Multiple S3 file read
Hi Team,
How can i read multiple S3 files from a single connection by identifying the path
Thanks in Advance
Answers
-
Hi,
the default for S3 datasets in DSS is to point to a S3 "folder" (ie a prefix for blob object paths), and DSS will consider all the blobs in that folder to belong to the dataset.
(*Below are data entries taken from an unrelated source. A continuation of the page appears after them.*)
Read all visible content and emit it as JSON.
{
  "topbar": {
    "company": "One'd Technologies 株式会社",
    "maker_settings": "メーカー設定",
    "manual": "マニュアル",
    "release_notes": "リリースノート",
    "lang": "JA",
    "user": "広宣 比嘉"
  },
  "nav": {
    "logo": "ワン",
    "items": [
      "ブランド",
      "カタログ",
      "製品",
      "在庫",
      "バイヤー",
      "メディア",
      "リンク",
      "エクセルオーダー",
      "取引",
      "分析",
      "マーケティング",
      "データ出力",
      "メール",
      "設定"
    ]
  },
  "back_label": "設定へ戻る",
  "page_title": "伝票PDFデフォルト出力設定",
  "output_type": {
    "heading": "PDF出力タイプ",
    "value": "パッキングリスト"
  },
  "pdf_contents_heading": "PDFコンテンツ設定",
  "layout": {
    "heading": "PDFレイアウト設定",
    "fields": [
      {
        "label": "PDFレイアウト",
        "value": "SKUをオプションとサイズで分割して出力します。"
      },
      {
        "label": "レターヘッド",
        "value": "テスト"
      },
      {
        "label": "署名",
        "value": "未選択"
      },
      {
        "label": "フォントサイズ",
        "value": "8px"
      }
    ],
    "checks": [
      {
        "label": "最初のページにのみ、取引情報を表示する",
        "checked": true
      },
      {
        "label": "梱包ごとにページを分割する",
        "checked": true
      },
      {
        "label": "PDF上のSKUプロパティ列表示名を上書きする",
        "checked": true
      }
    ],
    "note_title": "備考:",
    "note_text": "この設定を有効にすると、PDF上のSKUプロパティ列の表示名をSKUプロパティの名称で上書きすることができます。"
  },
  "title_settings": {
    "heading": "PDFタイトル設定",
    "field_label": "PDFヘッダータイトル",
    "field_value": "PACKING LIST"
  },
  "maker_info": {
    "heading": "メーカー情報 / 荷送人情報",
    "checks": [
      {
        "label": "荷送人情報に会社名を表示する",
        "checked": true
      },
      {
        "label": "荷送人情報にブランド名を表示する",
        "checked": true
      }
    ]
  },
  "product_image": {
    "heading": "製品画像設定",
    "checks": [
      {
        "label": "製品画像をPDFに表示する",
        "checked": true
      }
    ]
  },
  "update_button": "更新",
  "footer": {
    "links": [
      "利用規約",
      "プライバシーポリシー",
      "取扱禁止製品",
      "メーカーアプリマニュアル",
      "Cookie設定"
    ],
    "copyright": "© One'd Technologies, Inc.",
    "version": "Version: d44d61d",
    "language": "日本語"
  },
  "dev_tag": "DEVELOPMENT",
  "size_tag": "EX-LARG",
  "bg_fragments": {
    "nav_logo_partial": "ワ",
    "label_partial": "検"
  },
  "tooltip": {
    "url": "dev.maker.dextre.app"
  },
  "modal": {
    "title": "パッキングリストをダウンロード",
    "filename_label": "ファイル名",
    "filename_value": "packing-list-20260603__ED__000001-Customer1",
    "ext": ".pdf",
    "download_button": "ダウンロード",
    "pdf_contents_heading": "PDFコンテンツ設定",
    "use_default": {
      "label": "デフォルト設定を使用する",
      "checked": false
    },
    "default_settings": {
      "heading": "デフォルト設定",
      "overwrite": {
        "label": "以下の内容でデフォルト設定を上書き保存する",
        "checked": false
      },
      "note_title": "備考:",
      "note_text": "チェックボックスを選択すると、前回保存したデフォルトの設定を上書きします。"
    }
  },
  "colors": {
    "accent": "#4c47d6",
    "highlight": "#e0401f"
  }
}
If you want to restrict to a few paths, you can use "show advanced options" in the dataset Settings > Connection tab, and give rules to get fine-grained control over which blobs constitute the dataset.
-
sj0071992 Partner, Dataiku DSS Core Designer, Neuron, Dataiku DSS Adv Designer, Registered, Dataiku DSS Developer, Neuron 2022, Neuron 2023 Posts: 131 Neuron
Hi,
I selected the S3 connection and gave the path where all my files are stored but i am not able to read all the files , even i am not able to list the files under that path.
Below is the error:
Did not find any non-empty file
-
sj0071992 Partner, Dataiku DSS Core Designer, Neuron, Dataiku DSS Adv Designer, Registered, Dataiku DSS Developer, Neuron 2022, Neuron 2023 Posts: 131 Neuron
Hi Team,
Could you please help here.
-
Hi,
the error message implies that there is no blob in your S3 bucket with the prefix you gave. You should browse the path to make sure you fill a value for the path that points to some files.
-
sj0071992 Partner, Dataiku DSS Core Designer, Neuron, Dataiku DSS Adv Designer, Registered, Dataiku DSS Developer, Neuron 2022, Neuron 2023 Posts: 131 Neuron
Hi,
The path i provided is showing me the files when i browse it but when i tried "List Files" it is showing me the error:
Did not find any non-empty file
do we have to change any setting in connection?
-
if the path points to a place with files, then it's the inclusion/exclusion rules which are incorrect. Can you screenshot the state of the setup in that screen, and an example of full blob path you want selected?
-
sj0071992 Partner, Dataiku DSS Core Designer, Neuron, Dataiku DSS Adv Designer, Registered, Dataiku DSS Developer, Neuron 2022, Neuron 2023 Posts: 131 Neuron
Hi,
Below you can see i can able to browse objects but not able to read or list files, even there is no rule in the advance section
-
that behavior is indeed unexpected. If you have files when browsing, hitting "list files" would show them.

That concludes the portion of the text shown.